Welcome to the New World Order, where 9/11 was an inside job and secretive elitist organizations called the Bilderberg Group, the Trilateral Commission and/or the Council on Foreign Relations are plotting our enslavement. Our only hope is a ragtag band of conspiracy theorists, anarchists and anti-globalists, led by the mad prophet of the Info Wars, Alex Jones.
Jones launched his empire more than a dozen years ago on Austin's public access television, a haven for kooks like the guy who calmly lectured about out-of-control feminism while wearing a toilet seat around his neck. At first Jones seemed right at home, but it soon became clear that cable access couldn't hold him; his charisma was too fierce, too weird, and worse yet, every once in a while he made sense. But between brain and mouth there was no interlocutor, so although he was capable of the occasional trenchant observation about the trampling of Constitutional rights or the erosion of personal freedoms, it wasn't worth trying to sift through his elaborate stream-of-consciousness black helicopter fantasias to find them.
That is, unless you buy into the whole global conspiracy, like the subjects of this compelling new documentary from Luke Myer and Andrew Neel (Darkon). Although Jones is the central figure here, we also meet a number of his counterparts and protégés, including 9/11 "Truthers" Luke Rudowski and Seth Jackson, retired police officer and militia-based separatist Jack McLamb, and Turkish-Irish filmmaker Timucin Leflef. They have little in common besides their fiercely held belief in the New World Order.

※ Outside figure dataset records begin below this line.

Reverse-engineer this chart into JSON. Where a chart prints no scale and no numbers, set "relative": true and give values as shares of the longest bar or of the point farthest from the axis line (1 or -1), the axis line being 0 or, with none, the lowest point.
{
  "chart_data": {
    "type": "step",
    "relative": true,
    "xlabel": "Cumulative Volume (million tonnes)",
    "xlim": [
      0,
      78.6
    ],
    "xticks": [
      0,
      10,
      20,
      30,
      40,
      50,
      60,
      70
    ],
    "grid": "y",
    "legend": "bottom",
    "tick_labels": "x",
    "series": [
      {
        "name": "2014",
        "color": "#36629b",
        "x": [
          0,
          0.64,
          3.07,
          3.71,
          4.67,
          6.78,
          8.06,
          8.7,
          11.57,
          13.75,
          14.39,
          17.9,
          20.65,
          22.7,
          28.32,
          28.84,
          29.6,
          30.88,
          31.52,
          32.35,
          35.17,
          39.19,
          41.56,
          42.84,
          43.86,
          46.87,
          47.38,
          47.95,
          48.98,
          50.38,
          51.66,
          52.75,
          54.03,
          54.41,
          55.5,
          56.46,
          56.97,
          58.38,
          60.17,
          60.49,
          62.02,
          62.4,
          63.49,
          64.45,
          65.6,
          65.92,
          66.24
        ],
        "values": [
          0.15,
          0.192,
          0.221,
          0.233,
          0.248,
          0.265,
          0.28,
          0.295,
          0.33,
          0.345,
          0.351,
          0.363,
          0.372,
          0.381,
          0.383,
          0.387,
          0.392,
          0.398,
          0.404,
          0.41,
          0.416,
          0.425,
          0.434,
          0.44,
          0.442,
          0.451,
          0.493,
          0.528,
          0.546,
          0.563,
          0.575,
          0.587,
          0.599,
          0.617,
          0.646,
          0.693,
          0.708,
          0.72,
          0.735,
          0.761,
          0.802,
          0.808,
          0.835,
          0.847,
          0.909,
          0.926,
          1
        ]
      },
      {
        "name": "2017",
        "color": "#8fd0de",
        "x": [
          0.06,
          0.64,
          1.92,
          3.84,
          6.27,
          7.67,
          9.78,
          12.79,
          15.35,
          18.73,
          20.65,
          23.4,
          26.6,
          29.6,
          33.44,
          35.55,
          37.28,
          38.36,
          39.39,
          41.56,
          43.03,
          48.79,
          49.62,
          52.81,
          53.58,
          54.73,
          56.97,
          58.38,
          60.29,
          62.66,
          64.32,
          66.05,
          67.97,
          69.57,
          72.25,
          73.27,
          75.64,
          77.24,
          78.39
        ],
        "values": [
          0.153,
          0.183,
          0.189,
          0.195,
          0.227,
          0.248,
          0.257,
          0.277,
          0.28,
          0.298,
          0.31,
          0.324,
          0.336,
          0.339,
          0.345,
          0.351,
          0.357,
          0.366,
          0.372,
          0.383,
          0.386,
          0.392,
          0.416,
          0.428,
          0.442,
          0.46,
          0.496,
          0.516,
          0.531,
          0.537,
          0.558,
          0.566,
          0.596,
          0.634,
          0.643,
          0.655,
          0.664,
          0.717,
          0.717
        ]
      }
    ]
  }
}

Myer and Neel aren't concerned about the reality of these beliefs, and they don't present any counter-arguments or talking head rebuttals. They don't have to. In a way, New World Order is an extension of their previous film Darkon, which was about live-action role-playing gamers. That movie's tagline was "Everybody wants to be a hero," which could just as easily apply to this one. You don't need a Ph.D. to figure out the psychology at work here; we'd all like to think our lives our important, and if you can convince yourself that you're one of the few in the know about what's really going on in the world, one of the few fighting the good fight against forces bent on destroying you...well, then you have a lot in common with Jones, Rudowski, Jackson and the rest.

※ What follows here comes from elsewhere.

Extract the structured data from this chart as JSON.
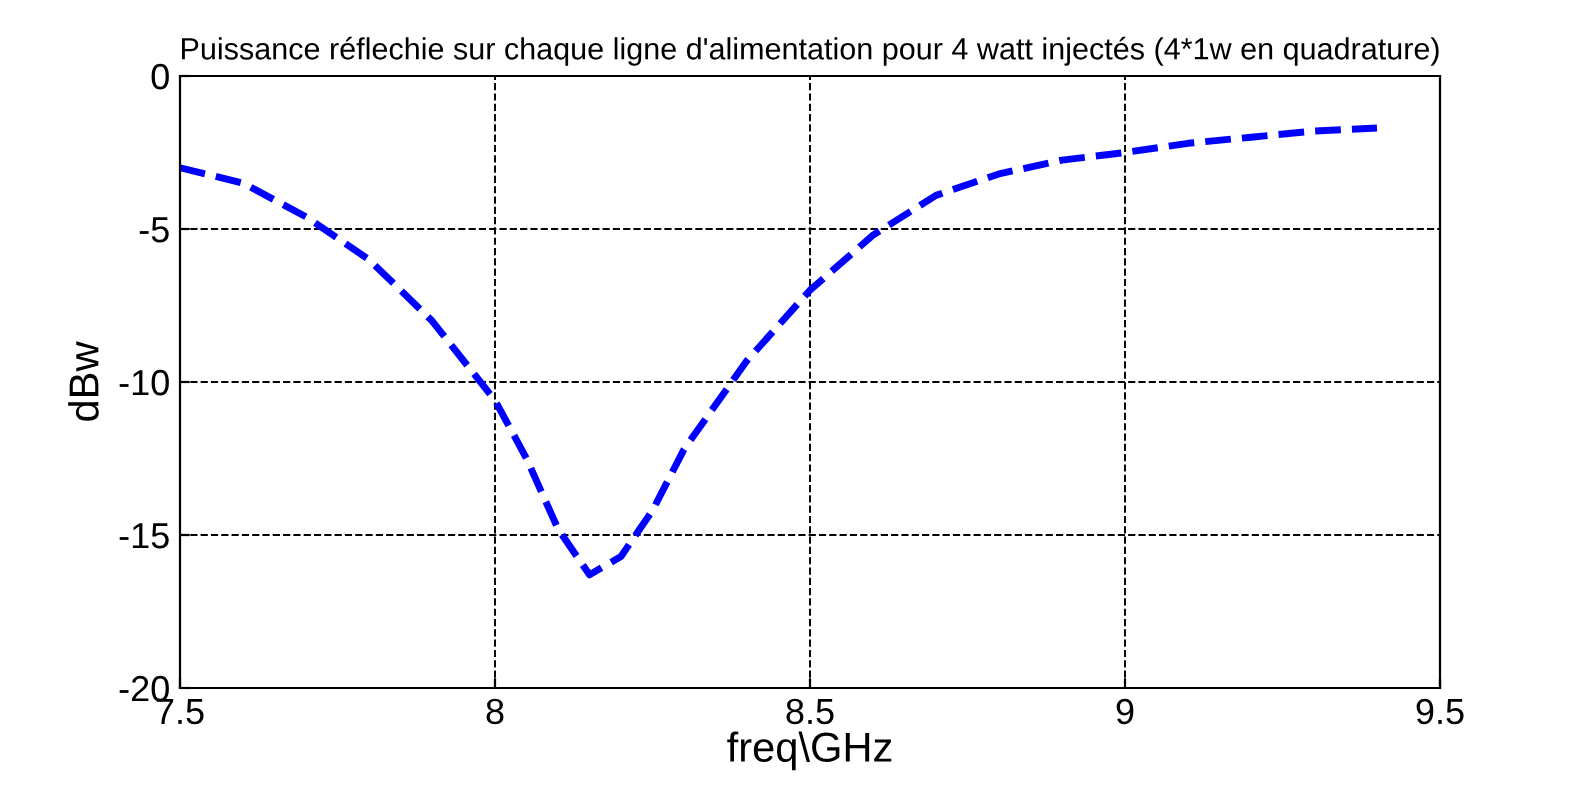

Paranoid delusions are contagious in New World Order, and Alex Jones is patient zero. Bloated almost beyond recognition from his early cable access days, his face a puffy fright-mask of popeyed outrage, Jones leads his minions to the hotel where the annual Bilderberg Conference is taking place. He sees his enemies behind every tree and around every corner - he's continually evading cars he imagines are pursuing him and at one point announces that a nearby bare-shirted bicyclist is clearly Secret Service. When a fire alarm goes off in the hotel just as he's set to call into a talk radio show, it's simply more confirmation that They're Out to Get Him. That he's living the movie in his mind is evident from the references to The Matrix, Star Wars and even Ghostbusters that pepper his rants.
It's no wonder that youngsters like Rudowski and Jackson fall so easily under his spell; they admit that before 9/11, they gave little to no thought about the larger global picture, so why wouldn't they be susceptible to a Hollywood-ready narrative that explains it all? At least Leflef actually channels his paranoia into creative work by making his own dystopian sci-fi films. The others are activists of the worst kind, the perfect storm of self-righteous certitude and blowhard ignorance. A healthy skepticism of government, institutions and the wealthy elite is a good thing, but without ever overtly passing judgment, Myer and Neel show how easily it can curdle into narcissistic rage.